Ph.D. Student · Virginia Tech

Wangzhi Zhan

I work on AI for Science, geometric deep learning, and data-driven mechanical metamaterial design, with a focus on generative models, multimodal reasoning, and human-AI scientific discovery systems.

Research

AI for Mechanical Metamaterial Discovery

My research goal is to build general-purpose AI systems that can reason about, generate, and evaluate mechanical metamaterials from multimodal and multi-objective perspectives.

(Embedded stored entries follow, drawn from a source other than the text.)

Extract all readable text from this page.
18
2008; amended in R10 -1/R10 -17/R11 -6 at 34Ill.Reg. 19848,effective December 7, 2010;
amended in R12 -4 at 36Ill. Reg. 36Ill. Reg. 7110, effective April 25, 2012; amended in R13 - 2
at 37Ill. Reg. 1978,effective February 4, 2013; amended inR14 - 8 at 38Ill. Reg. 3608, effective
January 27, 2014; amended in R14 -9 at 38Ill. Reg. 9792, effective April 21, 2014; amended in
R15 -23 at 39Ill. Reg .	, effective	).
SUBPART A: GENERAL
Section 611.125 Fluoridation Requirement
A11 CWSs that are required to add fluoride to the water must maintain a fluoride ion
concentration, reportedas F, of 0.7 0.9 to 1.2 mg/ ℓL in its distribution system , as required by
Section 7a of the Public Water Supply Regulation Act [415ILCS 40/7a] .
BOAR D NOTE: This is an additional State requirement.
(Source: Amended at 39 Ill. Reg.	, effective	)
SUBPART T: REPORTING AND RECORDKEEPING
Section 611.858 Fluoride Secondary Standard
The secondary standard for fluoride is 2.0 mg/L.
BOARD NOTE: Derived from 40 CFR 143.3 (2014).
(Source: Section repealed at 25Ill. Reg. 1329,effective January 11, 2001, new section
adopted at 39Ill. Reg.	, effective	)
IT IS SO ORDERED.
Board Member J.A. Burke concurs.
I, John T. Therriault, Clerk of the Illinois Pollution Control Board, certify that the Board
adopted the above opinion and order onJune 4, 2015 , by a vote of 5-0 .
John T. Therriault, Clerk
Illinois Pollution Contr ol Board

  • Unified generative models for inverse and forward design
  • 3D geometric learning and diffusion for topology generation
  • Human-AI collaborative frameworks for scientific ideation
  • Benchmarks and toolkits for reproducible metamaterial ML
AI for Science Generative Models 3D Geometry Metamaterials

Talks

  • ICML 2025
    “UniMate: Unified Learning for Mechanical Metamaterial Design” · Vancouver, Canada

Contact

Email: wzhan24 [at] vt [dot] edu

Office: D&DS, Virginia Tech

GitHub: wzhan24

Google Scholar: Scholar Profile

About

I am a Ph.D. student in Computer Science at Virginia Tech, advised by Prof. Dawei Zhou. My research lies at the intersection of AI for Science and geometric deep learning, with a focus on data-driven and knowledge-guided mechanical metamaterial design.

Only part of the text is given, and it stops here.